A couple of blocks from my home, there is a cacao shop.
It is wide open to the street with a sweet tiny little garden in the back. A couple of tables, too. Lots of plants.
When you decide to glide into the shop - I don't think your left brain is part of this decision - you get immediately enveloped by the smell. It reminds me of my bakery, but with an edge. Because roasting cacao has some little edges that bread-baking, in its full roundness, doesn't.
Every time I walk in, I get a feeling similar to falling in love.
Today, I asked the girl behind the counter if she could still smell it. "Just for the first ten minutes after I get here," she tells me. Yes, the bakery was like that, too.
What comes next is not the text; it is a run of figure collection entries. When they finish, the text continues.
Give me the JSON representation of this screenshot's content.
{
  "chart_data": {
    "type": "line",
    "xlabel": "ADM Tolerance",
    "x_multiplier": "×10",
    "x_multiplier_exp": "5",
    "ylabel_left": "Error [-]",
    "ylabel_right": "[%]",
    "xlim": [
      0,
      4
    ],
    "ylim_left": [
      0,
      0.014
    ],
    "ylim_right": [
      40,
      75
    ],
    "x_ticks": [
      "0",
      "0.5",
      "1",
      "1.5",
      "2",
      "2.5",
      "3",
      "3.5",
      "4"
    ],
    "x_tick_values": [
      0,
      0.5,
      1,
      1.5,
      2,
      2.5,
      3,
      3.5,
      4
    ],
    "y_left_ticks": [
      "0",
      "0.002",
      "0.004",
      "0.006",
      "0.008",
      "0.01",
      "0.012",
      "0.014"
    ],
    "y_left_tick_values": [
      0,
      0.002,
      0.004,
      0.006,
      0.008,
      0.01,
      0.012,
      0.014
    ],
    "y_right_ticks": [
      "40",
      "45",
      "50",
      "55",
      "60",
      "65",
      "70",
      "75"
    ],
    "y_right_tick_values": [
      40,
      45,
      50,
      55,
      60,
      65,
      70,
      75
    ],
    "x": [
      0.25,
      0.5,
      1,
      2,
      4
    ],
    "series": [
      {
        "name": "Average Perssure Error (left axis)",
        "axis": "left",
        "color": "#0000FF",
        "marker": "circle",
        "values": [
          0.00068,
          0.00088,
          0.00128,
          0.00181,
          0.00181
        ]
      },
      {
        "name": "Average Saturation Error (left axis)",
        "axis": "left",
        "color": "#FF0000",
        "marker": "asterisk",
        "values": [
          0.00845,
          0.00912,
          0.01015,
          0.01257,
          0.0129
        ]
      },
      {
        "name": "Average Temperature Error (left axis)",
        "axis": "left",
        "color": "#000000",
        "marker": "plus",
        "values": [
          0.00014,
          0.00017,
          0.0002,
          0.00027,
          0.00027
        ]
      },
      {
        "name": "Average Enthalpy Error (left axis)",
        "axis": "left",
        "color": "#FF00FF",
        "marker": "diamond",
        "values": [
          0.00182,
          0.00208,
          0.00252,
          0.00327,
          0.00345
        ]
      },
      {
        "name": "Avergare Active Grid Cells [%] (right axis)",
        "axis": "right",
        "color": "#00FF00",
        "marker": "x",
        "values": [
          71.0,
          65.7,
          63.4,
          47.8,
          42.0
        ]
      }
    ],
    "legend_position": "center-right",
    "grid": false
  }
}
You can pleasure yourself (it's the direct translation of the French "se faire plaisir," and I know it's weird in English - but there is no other sentence for me to use in this case) with a cup of dark hot chocolate, or maybe a truffle or three, or something frozen, or maybe even a jar of cacao infused body cream.
And while you wait, you can munch on freshly roasted cacao bean from the small basket on the counter.
But for me, ever since I had my first sip a year ago, it's always the same: Agua de Cacao.
Crispy cold, not very sweet, intensely chocolate-y with a whisper of cinnamon. A gritty sludge at the bottom that lets you know that this is the real deal.
I bet that's what we drink in heaven.